- Thermo Fisher is the second commercial test developer to get FDA's nod for an emergency use novel coronavirus test available immediately, per an announcement late Friday. Roche was the first commercial test maker to achieve the status.
- On Sunday, the Trump administration's coronavirus task force also described details of a private-public partnership with commercial labs and pledged to make 1.9 million high through-put tests available this week at 2,000 labs.
- Separately, the American Clinical Laboratory Association said late Friday it expects daily testing capacity to exceed 20,000 this week, with the potential to grow to 280,000 by April 1. Still, those estimates assume no shortages of necessary materials and supplies such as specimen collection swabs, N95 respirators and materials for viral transport, ACLA added.
After what critics called a slow and patchy response and in particular botched testing roll-out, the administration in recent days has stepped up its efforts to coordinate the private sector and state and local officials to ramp up testing.
The government's top infectious disease official, longtime leader of the National Institute of Allergy and Infectious Diseases, Anthony Fauci, said at the Sunday press conference: "We can describe this as entering into a new phase in the testing space."
Still Fauci warned that "the worst is ahead for us."
Like the emergency use authorization (EUA) given to Roche early Friday, FDA said it greenlighted Thermo Fisher's request within 24 hours of receipt. BD may be close behind; the company disclosed plans late Friday to file an EUA early next week for a test that can run on its molecular diagnostic system it says are already used in nearly every U.S. state.
In FDA's announcement of the Thermo Fisher EUA, Commissioner Stephen Hahn said "more than 80 test developers have sought our assistance with development and validation of tests they plan to bring through the Emergency Use Authorization process," a jump from the 60 referenced earlier by Center for Devices and Radiological Health Director Jeff Shuren.

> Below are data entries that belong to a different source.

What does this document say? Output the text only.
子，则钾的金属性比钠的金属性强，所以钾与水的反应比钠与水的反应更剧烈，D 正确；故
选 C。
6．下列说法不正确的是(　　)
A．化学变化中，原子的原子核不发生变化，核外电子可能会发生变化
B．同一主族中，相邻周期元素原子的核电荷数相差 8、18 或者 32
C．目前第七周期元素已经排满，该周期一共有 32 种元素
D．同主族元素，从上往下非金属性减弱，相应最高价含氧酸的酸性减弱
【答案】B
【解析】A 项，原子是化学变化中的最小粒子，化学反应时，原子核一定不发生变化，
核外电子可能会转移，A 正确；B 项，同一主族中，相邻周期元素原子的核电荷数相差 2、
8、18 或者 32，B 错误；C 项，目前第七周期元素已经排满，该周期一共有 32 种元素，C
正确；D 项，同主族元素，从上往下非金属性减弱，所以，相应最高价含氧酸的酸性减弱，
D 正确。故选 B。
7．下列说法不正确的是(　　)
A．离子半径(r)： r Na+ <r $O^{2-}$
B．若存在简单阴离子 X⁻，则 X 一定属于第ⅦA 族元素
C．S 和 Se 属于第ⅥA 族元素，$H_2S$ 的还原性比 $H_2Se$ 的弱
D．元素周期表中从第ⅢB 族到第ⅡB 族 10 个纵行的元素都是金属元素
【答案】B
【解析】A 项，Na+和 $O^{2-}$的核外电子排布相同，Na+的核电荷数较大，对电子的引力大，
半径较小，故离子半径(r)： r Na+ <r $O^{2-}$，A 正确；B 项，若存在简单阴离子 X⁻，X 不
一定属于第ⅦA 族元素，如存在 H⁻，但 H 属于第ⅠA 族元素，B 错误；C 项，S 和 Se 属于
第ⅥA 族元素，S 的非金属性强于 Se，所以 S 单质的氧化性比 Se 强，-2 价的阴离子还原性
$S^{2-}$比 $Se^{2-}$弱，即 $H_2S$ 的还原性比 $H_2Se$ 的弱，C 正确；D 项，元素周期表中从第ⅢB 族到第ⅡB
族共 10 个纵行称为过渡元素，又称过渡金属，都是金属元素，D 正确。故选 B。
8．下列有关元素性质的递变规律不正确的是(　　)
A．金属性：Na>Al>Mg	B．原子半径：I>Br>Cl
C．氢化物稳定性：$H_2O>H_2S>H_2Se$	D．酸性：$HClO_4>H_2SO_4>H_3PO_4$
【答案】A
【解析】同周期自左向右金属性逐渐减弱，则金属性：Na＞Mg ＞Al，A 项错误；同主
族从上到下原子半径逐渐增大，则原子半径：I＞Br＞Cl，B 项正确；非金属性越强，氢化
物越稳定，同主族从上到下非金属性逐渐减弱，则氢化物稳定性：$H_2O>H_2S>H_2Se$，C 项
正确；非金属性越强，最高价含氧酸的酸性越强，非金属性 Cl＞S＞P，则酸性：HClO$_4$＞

Thermo Fisher expects to be able to provide results within four hours of a lab's sample receipt. Its PCR instrument that runs the test is already used in clinical labs worldwide, the company said.
Thermo Fisher stood alongside BD, Quest, Roche and other major U.S. businesses involved in COVID-19 response at President Donald Trump's declaration of a national emergency Friday.

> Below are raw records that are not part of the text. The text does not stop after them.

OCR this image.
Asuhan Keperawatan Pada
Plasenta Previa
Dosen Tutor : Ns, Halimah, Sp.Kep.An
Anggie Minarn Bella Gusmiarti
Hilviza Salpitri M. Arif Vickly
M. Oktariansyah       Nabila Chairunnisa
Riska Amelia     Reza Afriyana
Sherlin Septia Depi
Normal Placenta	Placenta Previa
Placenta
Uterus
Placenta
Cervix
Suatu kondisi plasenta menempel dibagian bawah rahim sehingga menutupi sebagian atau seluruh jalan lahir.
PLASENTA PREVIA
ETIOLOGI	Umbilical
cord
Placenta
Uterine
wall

At Friday's White House event, Quest CEO Steve Rusckowski said his company and LabCorp would be leveraging the SARS-CoV-2 diagnostic from Roche that was granted EUA.
"We now have capabilities from Roche Diagnostics that we will bring into our facilities this weekend," Rusckowski said. "And I know myself and also my colleague at LabCorp will be doing the same, so the capacity available to the American public to support this action with consumers will be considerably increased in the next few weeks."
BD said late Friday it will submit for emergency use authorization to FDA early this coming week. The test for the novel coronavirus will run on its BD MAX system, which the company said "is already in use in hundreds of laboratories across the U.S. in nearly every state." Another test maker, Spain-based CerTest Biotec, began running a SARS-CoV-2 diagnostic on BD's MAX systems in Europe last week.
BD also said it's working on a potential point-of-care test that would run on the same system as some of its flu and strep tests.
The list of other commercial players with recent COVID-19 updates includes Opko Health-owned BioReference Laboratories, which on Friday said it's now accepting specimens for testing from across the U.S. Alongside the New York State Department of Health, it's also providing testing via a public drive-through facility in New Rochelle, New York, and will aim to offer 5,000 tests per day at satellite testing locations in New York to be set up next week. Meanwhile, French biotech BioMerieux on Thursday said it's speeding three different SARS-CoV-2 tests to market.
Thermo Fisher at the start of the month announced a deal to acquire Qiagen for about $11.5 billion, a combination expected to be completed in the first half of 2021. HHS said Friday it awarded Qiagen $598,000 to support development of a rapid diagnostic to add to its existing respiratory panel. A test launch is not imminent; HHS said it could be ready within 12 weeks for FDA review.
HHS has also provided funding to DiaSorin, which it believes could have a test submission ready within six weeks, and Hologic, which is hoping to get a high-throughput test across the finish line sooner.